Whipworms And Tapeworms Infection In Dogs

Whipworms are also known as Trichuris vulpis and the adult worms are usually found in the cecum which is part of the large intestine. The attach themselves to the intestinal wall. The eggs are passed in the feces and are infective in around four weeks. In ideal conditions, the eggs can stay dormant in the environment for several years unless the dry out. After infective eggs are ingested, the larvae develop in the small intestine and migrate to the cecum which is where the adults mature. It is more common for an adult dog to have a whipworm infection, particularly those in kennels. Mild infections can occur without symptoms, but as the number of worms present increases, the cecum may become inflamed which will cause weight loss and diarrhea. In heavy infections, there may be fresh blood in the feces and the animal may have anemia.

As the eggs take around a month to become infective, good sanitation can control whipworms easily. It is important to quickly remove and properly dispose of the feces. Whipworms can dry out so a clean, dry environment can reduce the risk of infection. Kennels should have concrete floors and not dirt as concrete will be easier to keep clean and dry. There is a variety of drugs available to treat whipworm infection and some drugs which are administered monthly are available to prevent infections with other parasites. The veterinarian will recommend one appropriate for the individual dog.

Tapeworms are also known as cestodes and there are several types which can infect dogs. It is rare for tapeworm to cause serious disease. They are segmented worms which are in the intestines. Urban dogs eat prepared foods and do not have a lot of access to natural prey. They can acquire a tapeworm known as Dipylidium caninum from eating fleas. Suburban, rural and hunting dogs have much more access to natural prey, raw meat and the offal of large mammals. Therefore, they can be exposed to more and different tapeworm than their urban counterparts. The most common seen species in these dogs are Taenia and Echinonoccus granulosus. There are other species of tapeworm that can infect dogs including Diphyllobothrium species, Mesocestoides species and Spirometra mansonoides. The symptoms are dependent on the type of worm involved but can include malaise, colic, mild diarrhea, irritability, inability to digest and absorb food properly, changes in appetite and a shaggy coat. It is possible that a dog with a mild infection will not exhibit any symptoms. In rare cases, there may be intussusception, seizure or emaciation. Tapeworms are diagnosed by the presence of eggs or segments of the worm in the feces, or tapeworm segments or eggs on the hair around the anus.

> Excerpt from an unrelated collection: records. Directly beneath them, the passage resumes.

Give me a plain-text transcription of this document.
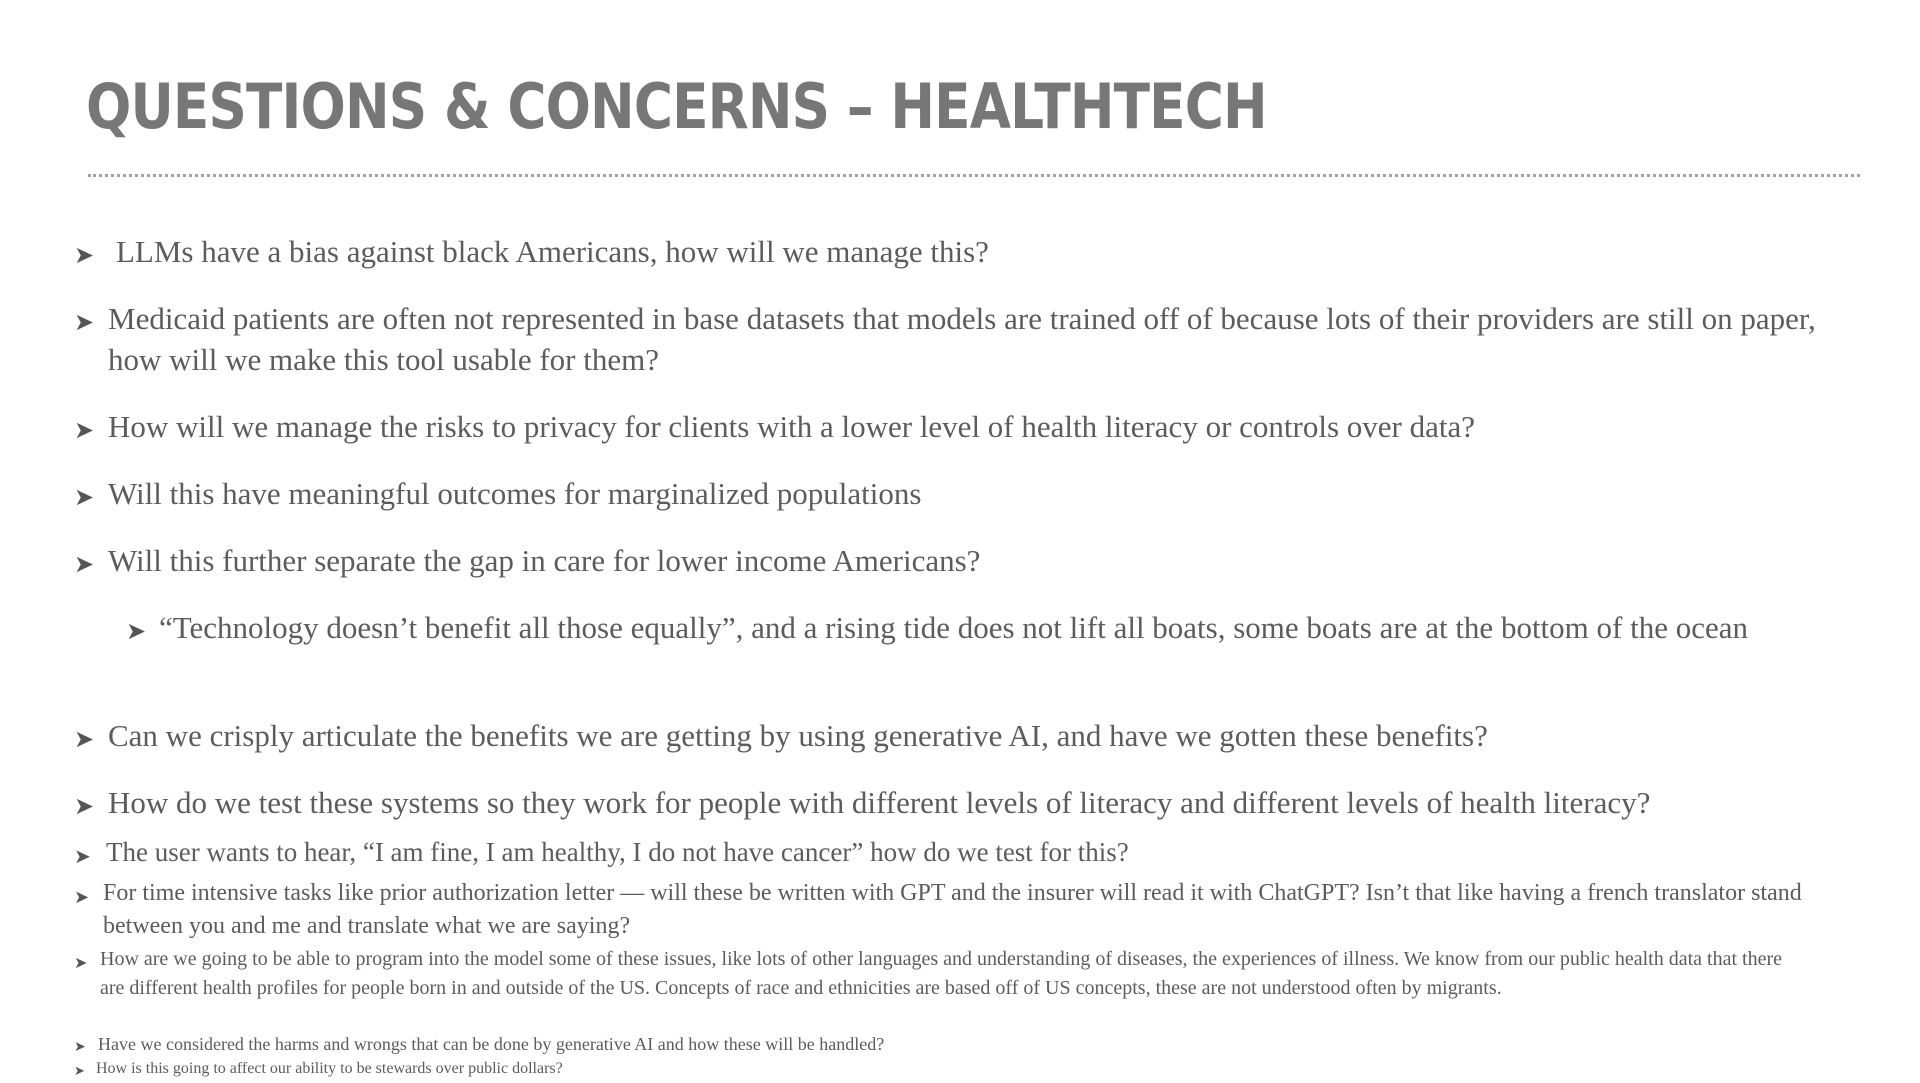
QUESTIONS & CONCERNS – HEALTHTECH
➤ LLMs have a bias against black Americans, how will we manage this?
➤ Medicaid patients are often not represented in base datasets that models are trained off of because lots of their providers are still on paper, how will we make this tool usable for them?
➤ How will we manage the risks to privacy for clients with a lower level of health literacy or controls over data?
➤ Will this have meaningful outcomes for marginalized populations
➤ Will this further separate the gap in care for lower income Americans?
➤ “Technology doesn’t benefit all those equally”, and a rising tide does not lift all boats, some boats are at the bottom of the ocean
➤ Can we crisply articulate the benefits we are getting by using generative AI, and have we gotten these benefits?
➤ How do we test these systems so they work for people with different levels of literacy and different levels of health literacy?
➤ The user wants to hear, “I am fine, I am healthy, I do not have cancer” how do we test for this?
➤ For time intensive tasks like prior authorization letter — will these be written with GPT and the insurer will read it with ChatGPT? Isn’t that like having a french translator stand between you and me and translate what we are saying?
➤ How are we going to be able to program into the model some of these issues, like lots of other languages and understanding of diseases, the experiences of illness. We know from our public health data that there are different health profiles for people born in and outside of the US. Concepts of race and ethnicities are based off of US concepts, these are not understood often by migrants.
➤ Have we considered the harms and wrongs that can be done by generative AI and how these will be handled?
➤ How is this going to affect our ability to be stewards over public dollars?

The control of tapeworms requires preventative medication and treatment for infection. As Dipylidium caninum can cycle through fleas even dogs who are confined can become infected. Flea control is extremely important to prevent whipworm infection. Even indoor dogs can have fleas so they will also need to be treated. Free roaming dogs can become reinfected by eating dead animals or prey animals. Preventing this will limit the dog’s exposure ti other species of tapeworm. An accurate diagnosis of the species of tapeworms involved will mean that the veterinarian can provide more effective advice on the treatment of the infection and preventing reinfection.

Flukes

Flukes are a type of parasite which can infect dogs and other animals. They are also known as trematodes.

Intestinal Flukes

Intestinal flukes in small numbers do not cause illness. Large numbers of intestinal flukes can cause the intestines, particularly the small intestine, to become inflamed. There are several anti-parasitic medications which can be used to treat intestinal flukes. The risk of intestinal fluke infection varies depending on the location so the owner should consult the veterinarian about preventative programs.

Liver Flukes

Flukes infection in the bile duct and gallbladder can cause mild to severe liver disease, also known as fibrosis. The species of liver fluke will depend on which part of the world the animal lives in. Infections are not common but can occur. Mild infections may have no symptoms and pass without any notice. In a severe infection, the dog may have progressive weakness which can end with complete exhaustion and in some cases, death.